The Last Light’s creators never expected it to have the reach of a traditional game or movie — that’s the price of building for a brand-new medium. With an app store release, they don’t even expect the kind of audience they’d get from a series of film festivals; one unofficial report suggests Magic Leap only sold around 6,000 headsets in its first six months. Phone-based augmented reality is broadly accessible, but it’s even more clunky and limited than current-generation headsets. And removing the mixed reality element entirely — the interplay between real and virtual space — would strip the experience of its full power.

But no matter how small the audience, former Studios members have pragmatic reasons for wanting it released, in addition to their emotional investments. Magic Leap’s layoffs left hundreds of people looking for new jobs, although many since have found work at games studios or big tech companies like Apple. If The Last Light is buried, its creators will lose the chance to show off their best work — a perennial issue in the larger games industry, where huge teams work on secret projects that are regularly scrapped after months or years of development. The project officially exists only as a short trailer on YouTube, which cuts together small clips of the story in a traditional video format.

To some, The Last Light also shows that Magic Leap isn’t an inevitable failure or an elaborate scam — as its harshest critics have dubbed it, “the Theranos of augmented reality.” The company may have done too much, too soon, with too little discipline. But it could still produce experiences that pushed the boundaries of its medium. “Magic Leap was an overinflated hype machine, but we were genuinely doing some great work at Studios,” says former senior designer Javier Busto.

Despite their frustrations, the employees I spoke to have fond memories of the company. “I didn’t join Magic Leap for the technology, which is probably weird. I joined because there were a lot of really interesting, challenging problems to solve,” says Devana. She still believes in the medium of mixed reality. “I do think it’s the future. I’m just not sure how soon it will come.”

“I do think it’s the future. I’m just not sure how soon it will come.”

The question is whether Magic Leap has the resources to shape that medium, especially with some remaining employees reportedly considering departures, according to Jury. “They’re going to lose everyone who knows how to make software on this hardware,” he says — not just him and other laid-off staff. “I think a really small, focused company that focuses on one or two really specific things could work. But they’re going to lose so much talent.” 

It’s difficult to tell how much COVID-19 changed Magic Leap’s direction. The company had been appealing to professional clients and reportedly seeking acquisition for months before the pandemic. Barring a stupendous technical breakthrough, its Magic Leap 2 probably won’t be small or cheap enough for a mass audience. Even if Studios had survived a transition to enterprise, employees may not have wanted to stay. “I don’t think any one of us joined Magic Leap to make a weather app or a calculator or an Excel program,” says Adnani. “We joined it because we wanted to make some really cool stuff.”

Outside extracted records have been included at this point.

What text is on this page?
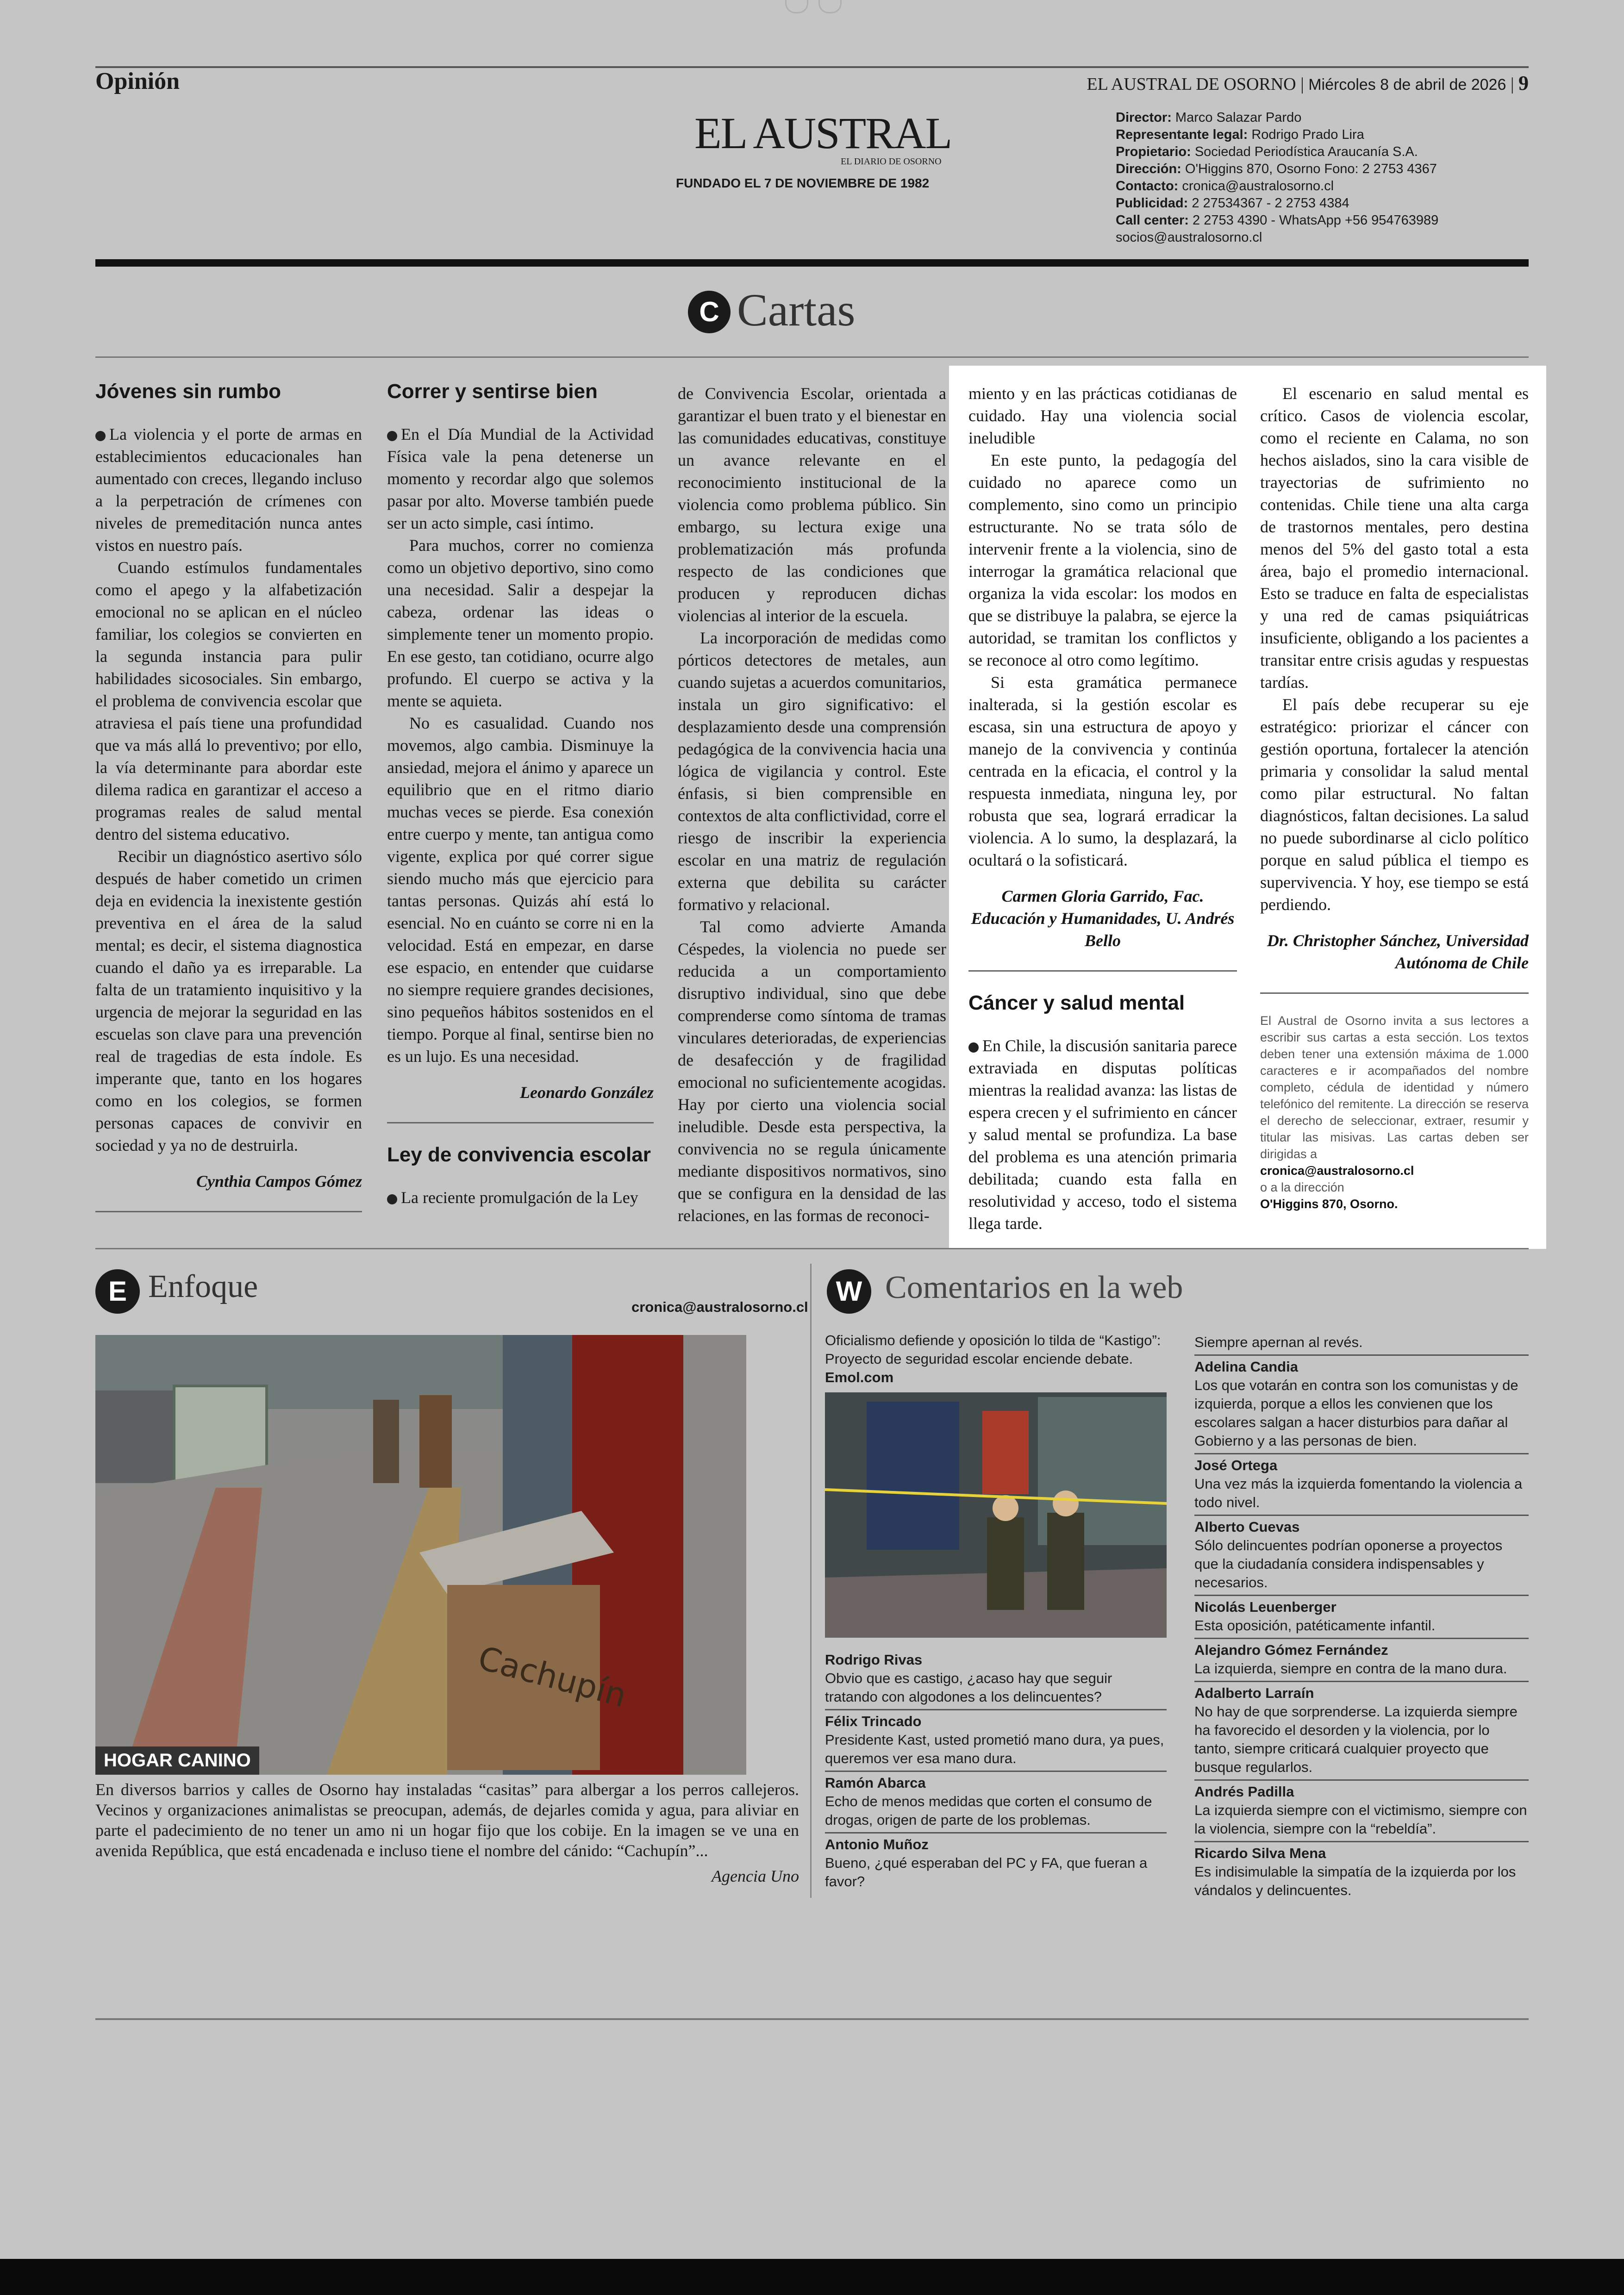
Opinión	EL AUSTRAL DE OSORNO | Miércoles 8 de abril de 2026 | 9
EL AUSTRAL
EL DIARIO DE OSORNO
FUNDADO EL 7 DE NOVIEMBRE DE 1982
Director: Marco Salazar Pardo
Representante legal: Rodrigo Prado Lira
Propietario: Sociedad Periodística Araucanía S.A.
Dirección: O'Higgins 870, Osorno Fono: 2 2753 4367
Contacto: cronica@australosorno.cl
Publicidad: 2 27534367 - 2 2753 4384
Call center: 2 2753 4390 - WhatsApp +56 954763989
socios@australosorno.cl
C Cartas
Jóvenes sin rumbo

La violencia y el porte de armas en establecimientos educacionales han aumentado con creces, llegando incluso a la perpetración de crímenes con niveles de premeditación nunca antes vistos en nuestro país.

Cuando estímulos fundamentales como el apego y la alfabetización emocional no se aplican en el núcleo familiar, los colegios se convierten en la segunda instancia para pulir habilidades sicosociales. Sin embargo, el problema de convivencia escolar que atraviesa el país tiene una profundidad que va más allá lo preventivo; por ello, la vía determinante para abordar este dilema radica en garantizar el acceso a programas reales de salud mental dentro del sistema educativo.

Recibir un diagnóstico asertivo sólo después de haber cometido un crimen deja en evidencia la inexistente gestión preventiva en el área de la salud mental; es decir, el sistema diagnostica cuando el daño ya es irreparable. La falta de un tratamiento inquisitivo y la urgencia de mejorar la seguridad en las escuelas son clave para una prevención real de tragedias de esta índole. Es imperante que, tanto en los hogares como en los colegios, se formen personas capaces de convivir en sociedad y ya no de destruirla.

Cynthia Campos Gómez

Correr y sentirse bien

En el Día Mundial de la Actividad Física vale la pena detenerse un momento y recordar algo que solemos pasar por alto. Moverse también puede ser un acto simple, casi íntimo.

Para muchos, correr no comienza como un objetivo deportivo, sino como una necesidad. Salir a despejar la cabeza, ordenar las ideas o simplemente tener un momento propio. En ese gesto, tan cotidiano, ocurre algo profundo. El cuerpo se activa y la mente se aquieta.

No es casualidad. Cuando nos movemos, algo cambia. Disminuye la ansiedad, mejora el ánimo y aparece un equilibrio que en el ritmo diario muchas veces se pierde. Esa conexión entre cuerpo y mente, tan antigua como vigente, explica por qué correr sigue siendo mucho más que ejercicio para tantas personas. Quizás ahí está lo esencial. No en cuánto se corre ni en la velocidad. Está en empezar, en darse ese espacio, en entender que cuidarse no siempre requiere grandes decisiones, sino pequeños hábitos sostenidos en el tiempo. Porque al final, sentirse bien no es un lujo. Es una necesidad.

Leonardo González

Ley de convivencia escolar

La reciente promulgación de la Ley

de Convivencia Escolar, orientada a garantizar el buen trato y el bienestar en las comunidades educativas, constituye un avance relevante en el reconocimiento institucional de la violencia como problema público. Sin embargo, su lectura exige una problematización más profunda respecto de las condiciones que producen y reproducen dichas violencias al interior de la escuela.

La incorporación de medidas como pórticos detectores de metales, aun cuando sujetas a acuerdos comunitarios, instala un giro significativo: el desplazamiento desde una comprensión pedagógica de la convivencia hacia una lógica de vigilancia y control. Este énfasis, si bien comprensible en contextos de alta conflictividad, corre el riesgo de inscribir la experiencia escolar en una matriz de regulación externa que debilita su carácter formativo y relacional.

Tal como advierte Amanda Céspedes, la violencia no puede ser reducida a un comportamiento disruptivo individual, sino que debe comprenderse como síntoma de tramas vinculares deterioradas, de experiencias de desafección y de fragilidad emocional no suficientemente acogidas. Hay por cierto una violencia social ineludible. Desde esta perspectiva, la convivencia no se regula únicamente mediante dispositivos normativos, sino que se configura en la densidad de las relaciones, en las formas de reconoci-

miento y en las prácticas cotidianas de cuidado. Hay una violencia social ineludible

En este punto, la pedagogía del cuidado no aparece como un complemento, sino como un principio estructurante. No se trata sólo de intervenir frente a la violencia, sino de interrogar la gramática relacional que organiza la vida escolar: los modos en que se distribuye la palabra, se ejerce la autoridad, se tramitan los conflictos y se reconoce al otro como legítimo.

Si esta gramática permanece inalterada, si la gestión escolar es escasa, sin una estructura de apoyo y manejo de la convivencia y continúa centrada en la eficacia, el control y la respuesta inmediata, ninguna ley, por robusta que sea, logrará erradicar la violencia. A lo sumo, la desplazará, la ocultará o la sofisticará.

Carmen Gloria Garrido, Fac. Educación y Humanidades, U. Andrés Bello

Cáncer y salud mental

En Chile, la discusión sanitaria parece extraviada en disputas políticas mientras la realidad avanza: las listas de espera crecen y el sufrimiento en cáncer y salud mental se profundiza. La base del problema es una atención primaria debilitada; cuando esta falla en resolutividad y acceso, todo el sistema llega tarde.

El escenario en salud mental es crítico. Casos de violencia escolar, como el reciente en Calama, no son hechos aislados, sino la cara visible de trayectorias de sufrimiento no contenidas. Chile tiene una alta carga de trastornos mentales, pero destina menos del 5% del gasto total a esta área, bajo el promedio internacional. Esto se traduce en falta de especialistas y una red de camas psiquiátricas insuficiente, obligando a los pacientes a transitar entre crisis agudas y respuestas tardías.

El país debe recuperar su eje estratégico: priorizar el cáncer con gestión oportuna, fortalecer la atención primaria y consolidar la salud mental como pilar estructural. No faltan diagnósticos, faltan decisiones. La salud no puede subordinarse al ciclo político porque en salud pública el tiempo es supervivencia. Y hoy, ese tiempo se está perdiendo.

Dr. Christopher Sánchez, Universidad Autónoma de Chile

El Austral de Osorno invita a sus lectores a escribir sus cartas a esta sección. Los textos deben tener una extensión máxima de 1.000 caracteres e ir acompañados del nombre completo, cédula de identidad y número telefónico del remitente. La dirección se reserva el derecho de seleccionar, extraer, resumir y titular las misivas. Las cartas deben ser dirigidas a
cronica@australosorno.cl
o a la dirección
O'Higgins 870, Osorno.
E Enfoque
cronica@australosorno.cl
Cachupín
HOGAR CANINO
En diversos barrios y calles de Osorno hay instaladas “casitas” para albergar a los perros callejeros. Vecinos y organizaciones animalistas se preocupan, además, de dejarles comida y agua, para aliviar en parte el padecimiento de no tener un amo ni un hogar fijo que los cobije. En la imagen se ve una en avenida República, que está encadenada e incluso tiene el nombre del cánido: “Cachupín”...
Agencia Uno
W Comentarios en la web
Oficialismo defiende y oposición lo tilda de “Kastigo”: Proyecto de seguridad escolar enciende debate. Emol.com
Rodrigo Rivas
Obvio que es castigo, ¿acaso hay que seguir tratando con algodones a los delincuentes?
Félix Trincado
Presidente Kast, usted prometió mano dura, ya pues, queremos ver esa mano dura.
Ramón Abarca
Echo de menos medidas que corten el consumo de drogas, origen de parte de los problemas.
Antonio Muñoz
Bueno, ¿qué esperaban del PC y FA, que fueran a favor?
Siempre apernan al revés.
Adelina Candia
Los que votarán en contra son los comunistas y de izquierda, porque a ellos les convienen que los escolares salgan a hacer disturbios para dañar al Gobierno y a las personas de bien.
José Ortega
Una vez más la izquierda fomentando la violencia a todo nivel.
Alberto Cuevas
Sólo delincuentes podrían oponerse a proyectos que la ciudadanía considera indispensables y necesarios.
Nicolás Leuenberger
Esta oposición, patéticamente infantil.
Alejandro Gómez Fernández
La izquierda, siempre en contra de la mano dura.
Adalberto Larraín
No hay de que sorprenderse. La izquierda siempre ha favorecido el desorden y la violencia, por lo tanto, siempre criticará cualquier proyecto que busque regularlos.
Andrés Padilla
La izquierda siempre con el victimismo, siempre con la violencia, siempre con la “rebeldía”.
Ricardo Silva Mena
Es indisimulable la simpatía de la izquierda por los vándalos y delincuentes.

But wherever the overall company was headed, The Last Light’s sudden demise seems driven almost completely by the coronavirus. Had SXSW gone as planned, it’s doubtful Magic Leap would have pulled an ambitious experience out of a popular festival even if it caused confusion over its brand identity — especially an experience that Studios members say its CEO loved. Rather than a single company’s failure, it feels like a painfully familiar story for many people living through the pandemic: a dream that looked finally ready to become reality, until reality broke down around it.

For now, former Studios staff are still wondering if The Last Light will ever leave Magic Leap’s servers. “Everyone worked really hard on this,” says Adnani. “I wish they would just press the button and release it.”